Nurturing new talent and building a sustainable media workforce is undoubtedly one of our industry’s most important challenges. That’s why the IBC Talent Programme continues to provide a platform for discussion, action and opportunity, engaging and upskilling the next generation of AI-fluent media technology professionals. Industry organizations like SMPTE, Rise, Media and Entertainment Talent Manifesto, Gals N Gear, and Women in Streaming Media are delivering fantastic initiatives to open career pathways, mentoring, and practical sessions that support skills development for all young professionals across media and tech. For media companies and technology vendors: invest in the next generation, and commit to meaningful R&D and training initiatives — both are vital to powering our industry’s AI-ready future. 

What media leaders want from AI 

The world’s top media organizations are both innovative and pragmatic. They innovate with purpose and focus on clear business outcomes. Leaders want tools that solve practical problems — not future-gazing experiments. This poses new challenges and opportunities for the technology vendors that supply them, many of which are AI-focused startups or established brands developing new AI functions within existing solutions.
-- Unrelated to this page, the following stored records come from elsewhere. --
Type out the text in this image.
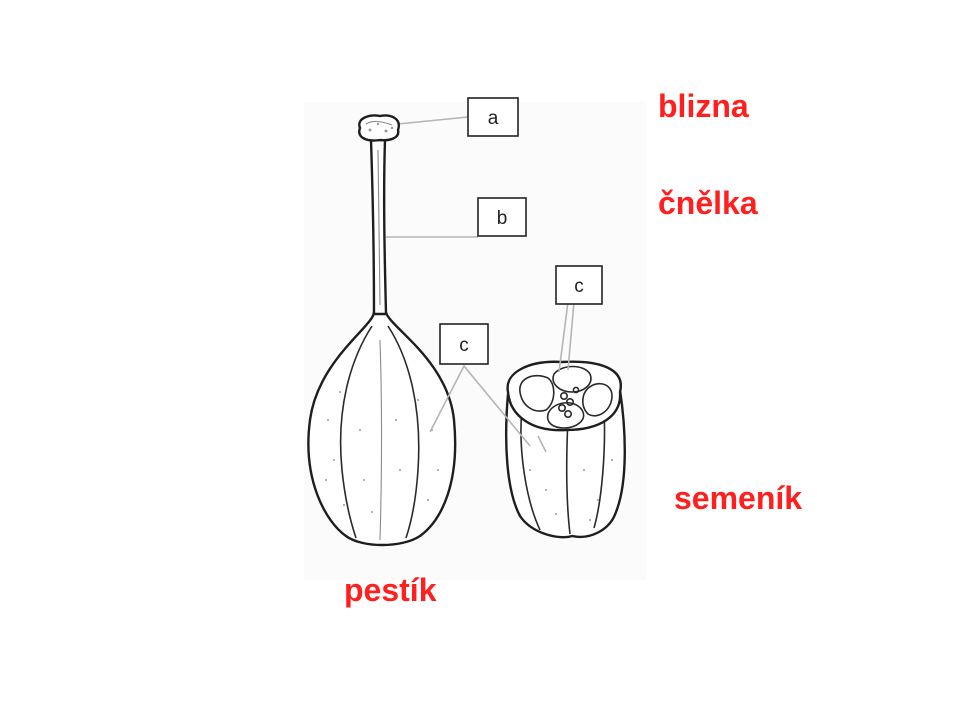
a
b
c
c
blizna
čnělka
semeník
pestík
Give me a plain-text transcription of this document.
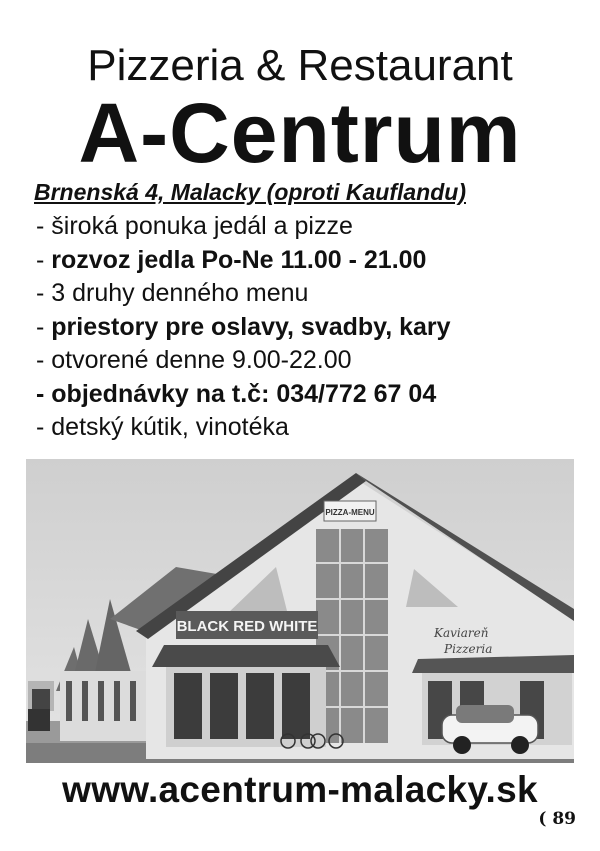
Pizzeria & Restaurant
A-Centrum
Brnenská 4, Malacky (oproti Kauflandu)
- široká ponuka jedál a pizze
- rozvoz jedla Po-Ne 11.00 - 21.00
- 3 druhy denného menu
- priestory pre oslavy, svadby, kary
- otvorené denne 9.00-22.00
- objednávky na t.č: 034/772 67 04
- detský kútik, vinotéka
PIZZA-MENU
BLACK RED WHITE	Kaviareň
Pizzeria
www.acentrum-malacky.sk
( 89
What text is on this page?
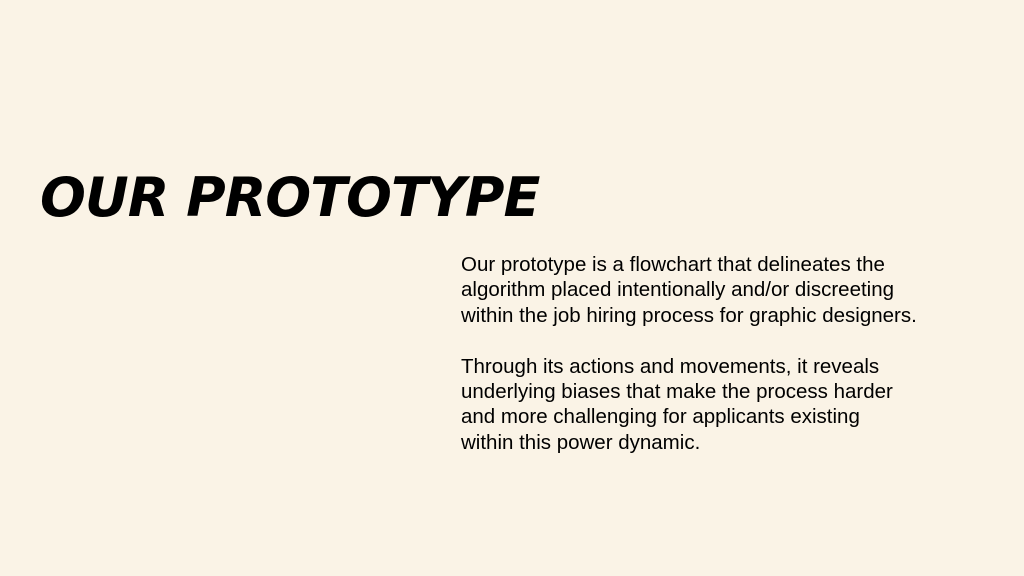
OUR PROTOTYPE

Our prototype is a flowchart that delineates the
algorithm placed intentionally and/or discreeting
within the job hiring process for graphic designers.

Through its actions and movements, it reveals
underlying biases that make the process harder
and more challenging for applicants existing
within this power dynamic.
At the same time, media companies are emphasising the need for greater vendor collaboration, with requests for suppliers to work better together to ensure interoperability across evolving systems and platforms.  

Perhaps the most important theme emerging right now is the rise of agentic AI. Unlike traditional generative AI, agentic systems are designed to take autonomous actions — browsing content, interacting with environments, and executing complex user-defined tasks. Media leaders increasingly view agentic AI as a top strategic priority, particularly in areas like newsroom automation, live production assistance, and editorial support. This advanced form of AI is already being explored by top organizations like the BBC, ITN, and Google Cloud in a pioneering Accelerator project, AI Assistance Agents in Live Production, representing the next frontier for operational intelligence in live media environments. 

Show me the innovation  

I’ve led collaboration initiatives across the media and telecommunications industries for over twenty years. The depth of innovation we see today in media is second to none. Take the IBC Accelerator Media Innovation Programme, supported by tech trailblazers like Google Cloud, AMD-HP and Shure, for example — showcasing some of the most forward-looking collaborative AI deployments in the industry.   

Along with groundbreaking work in agentic AI, Accelerator projects like A Framework for Generative AI, led by Rai, Yle and ITV, show how AI can support the full animation workflow — from script development and voiceover to post-production and synthetic audio. Elsewhere, Changing the Game Again, driven by Verizon Business, AMD, Xansr Media and Chyron, is building tools for predictive sports highlights, real-time commentary, and AI-personalised fan experiences, using advanced GenAI models and data integration. For readers heading to IBC2025, all projects will be showcased in the Future Tech area in Hall 14, alongside immersive demonstrations like the Google AI Penalty Challenge, which fuses AI and sport in an interactive football experience using over 15 integrated technologies. Bringing talent theory into action, we’re also expecting the IBC Hackfest x Google Cloud to spark new discussion and advances in AI skills in media: a high-intensity, two-day hackathon with digital innovators, tech entrepreneurs, software developers, creatives and engineers tackling real M&E challenges using Gemini AI and more. 

Whether it’s real-time production assistants, predictive AI for sports, or hands-on training events, these types of collaborations show that the future of AI in media is grounded in solving real problems and improving standards for creatives and viewers — not just chasing trends. We’re seeing surging interest among the AI community to participate in, and reshape, the future of media with real-world problem solvers. AI in media is here, it’s evolving fast, and it will drive countless show floor discussions at IBC2025.